Guidebook, Step Two: Defining The Project
Plan for the road ahead, and your kitchen will accommodate you in the future.
After carefully considering how the layout, style, and purpose of your kitchen fits with the rest of the house, it's time to define your kitchen renovation project by assisting your unique priorities, identifying the spaces that will be impacted by the renovation, seeking opportunities to optimize your budget, and applying the information you gleaned from Step One.
What kind of kitchen does your family need today and tomorrow?
Assessing current and future needs.
If you're preparing to renovate your kitchen, you already have a good grasp on your current needs. After living with your kitchen for awhile, you've discovered where traffic jams occur, which cabinets get cramped, and the spaces that go underutilized. While your mental wish list undoubtedly addresses the shortcomings of your kitchen for current needs, your remodeled kitchen should be designed serve you for years to come. Will there be changes in your family over the coming years? Are you planning to have children? Will kids be leaving the house? Who and how many will be eating, cooking, and working in and around the kitchen? Will your family have accessibility needs over the coming years?
Take time to carefully consider how your family's lifestyle may change over the coming decade. By planning for the road ahead, your new kitchen can easily accommodate your current and future needs.
Determining affected rooms.
Which rooms will be impacted by the remodel? Will you be opening up doorways or moving walls, affecting adjacent spaces like a family room, dining room, mud room, bath, or pantry?
Will you be changing the flooring in your kitchen; many times, the footprint of the cabinetry will change, necessitating replacing or patching the existing kitchen floor? If you do change your floor, you may want to continue the new flooring into neighboring rooms. Similar changes may be appropriate for trim, lighting, wall surfaces, and paint. Don't lose the positive impact of your kitchen remodel by neglecting the surrounding rooms. Besides, you may realize savings by tackling multiple rooms at once. Which brings us to...
Is there an opportunity to improve adjacent spaces, like your mud room?
Looking for opportunities to save.
Any kitchen renovation will require certain things; demolition, cleanup, an electrician, a plumber, lots of workers on-site. Once you have a team at your home for your kitchen remodel, it may be cost-effective - and in some cases necessary - to utilize them for additional projects.
Walls will be opened up, water and power will be shut off, and skilled labor will be in your home, so consider making upgrades to bathrooms, electrical service, or other areas of the house now. Rather than postponing additional smaller renovations, talk with your contractor about combining the projects. Because contractors prefer taking on larger projects over multiple small ones, you should realize cost savings by bundling.
Applying what we learned from Step One.
Step One helped you understand the role the kitchen plays in your house, including for which tasks it sees use, how its style and scale are influenced by the remainder of the home, and its physical position within the floor plan.

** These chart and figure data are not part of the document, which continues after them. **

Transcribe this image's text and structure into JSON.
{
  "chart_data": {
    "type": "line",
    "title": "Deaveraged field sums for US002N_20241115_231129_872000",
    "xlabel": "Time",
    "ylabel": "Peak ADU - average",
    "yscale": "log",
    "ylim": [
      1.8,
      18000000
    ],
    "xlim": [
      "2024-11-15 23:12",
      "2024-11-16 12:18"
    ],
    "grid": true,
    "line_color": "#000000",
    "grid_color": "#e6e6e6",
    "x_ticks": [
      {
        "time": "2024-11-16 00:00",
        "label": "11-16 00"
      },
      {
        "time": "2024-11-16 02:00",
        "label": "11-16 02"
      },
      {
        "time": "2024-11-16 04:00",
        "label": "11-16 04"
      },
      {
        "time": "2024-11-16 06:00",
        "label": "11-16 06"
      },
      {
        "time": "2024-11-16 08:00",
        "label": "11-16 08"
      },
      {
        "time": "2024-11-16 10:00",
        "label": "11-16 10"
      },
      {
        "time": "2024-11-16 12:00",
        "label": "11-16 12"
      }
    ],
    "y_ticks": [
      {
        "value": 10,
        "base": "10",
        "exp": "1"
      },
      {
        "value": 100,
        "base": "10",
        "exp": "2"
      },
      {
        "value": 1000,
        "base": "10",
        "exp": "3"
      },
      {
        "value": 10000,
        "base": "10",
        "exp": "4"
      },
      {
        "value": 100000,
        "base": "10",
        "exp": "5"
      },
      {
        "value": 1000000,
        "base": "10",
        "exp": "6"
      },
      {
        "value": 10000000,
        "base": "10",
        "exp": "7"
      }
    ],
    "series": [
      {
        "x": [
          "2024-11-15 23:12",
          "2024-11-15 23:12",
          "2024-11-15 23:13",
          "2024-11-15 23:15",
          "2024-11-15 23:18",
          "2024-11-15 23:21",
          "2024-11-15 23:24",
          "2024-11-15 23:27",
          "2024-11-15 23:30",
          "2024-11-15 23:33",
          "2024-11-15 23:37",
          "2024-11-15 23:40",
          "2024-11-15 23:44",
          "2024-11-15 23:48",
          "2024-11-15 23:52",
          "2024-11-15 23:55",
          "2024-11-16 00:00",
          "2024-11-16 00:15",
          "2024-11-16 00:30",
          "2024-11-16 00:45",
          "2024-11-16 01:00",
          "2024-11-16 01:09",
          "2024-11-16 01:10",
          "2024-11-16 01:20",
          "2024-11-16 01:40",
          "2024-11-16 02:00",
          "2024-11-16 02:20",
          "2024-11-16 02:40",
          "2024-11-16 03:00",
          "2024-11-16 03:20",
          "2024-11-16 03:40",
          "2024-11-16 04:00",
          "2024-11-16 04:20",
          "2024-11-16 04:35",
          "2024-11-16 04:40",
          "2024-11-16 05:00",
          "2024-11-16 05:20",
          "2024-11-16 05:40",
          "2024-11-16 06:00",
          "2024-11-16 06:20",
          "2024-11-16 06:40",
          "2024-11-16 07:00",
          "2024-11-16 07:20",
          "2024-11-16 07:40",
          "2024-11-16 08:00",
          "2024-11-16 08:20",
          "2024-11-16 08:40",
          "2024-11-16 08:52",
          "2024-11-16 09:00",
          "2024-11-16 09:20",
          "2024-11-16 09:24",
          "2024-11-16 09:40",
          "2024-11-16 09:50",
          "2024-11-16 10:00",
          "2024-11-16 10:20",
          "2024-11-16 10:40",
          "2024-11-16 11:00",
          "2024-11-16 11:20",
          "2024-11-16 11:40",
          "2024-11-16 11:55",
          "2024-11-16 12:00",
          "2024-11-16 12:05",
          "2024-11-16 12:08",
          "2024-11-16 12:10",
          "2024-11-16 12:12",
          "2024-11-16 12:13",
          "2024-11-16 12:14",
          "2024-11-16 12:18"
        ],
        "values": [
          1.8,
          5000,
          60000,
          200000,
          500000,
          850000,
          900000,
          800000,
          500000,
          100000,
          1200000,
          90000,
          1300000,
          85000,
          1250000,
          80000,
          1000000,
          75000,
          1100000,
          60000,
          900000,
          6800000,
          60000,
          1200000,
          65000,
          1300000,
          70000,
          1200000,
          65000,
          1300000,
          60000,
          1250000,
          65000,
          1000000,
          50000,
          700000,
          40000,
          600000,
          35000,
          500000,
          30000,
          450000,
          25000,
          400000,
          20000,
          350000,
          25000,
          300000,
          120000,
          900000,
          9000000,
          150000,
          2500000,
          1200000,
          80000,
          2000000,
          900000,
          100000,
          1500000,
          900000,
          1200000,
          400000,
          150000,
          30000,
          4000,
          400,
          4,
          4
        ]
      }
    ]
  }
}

Are your assumptions about how the kitchen is used compatible with your list of needs for the future? Will you be expanding the role that the kitchen plays in your day-to-day life? Are there opportunities to improve upon the design by making changes to a neighboring room as well?
The goal of these thought exercises is to encourage you to look at your home with a fresh pair of eyes. Our next step will cover identifying the kitchen style that works best for you. After that, we will discuss working with a professional kitchen designer, making informed budget decisions, and dealing with contractors and renovations.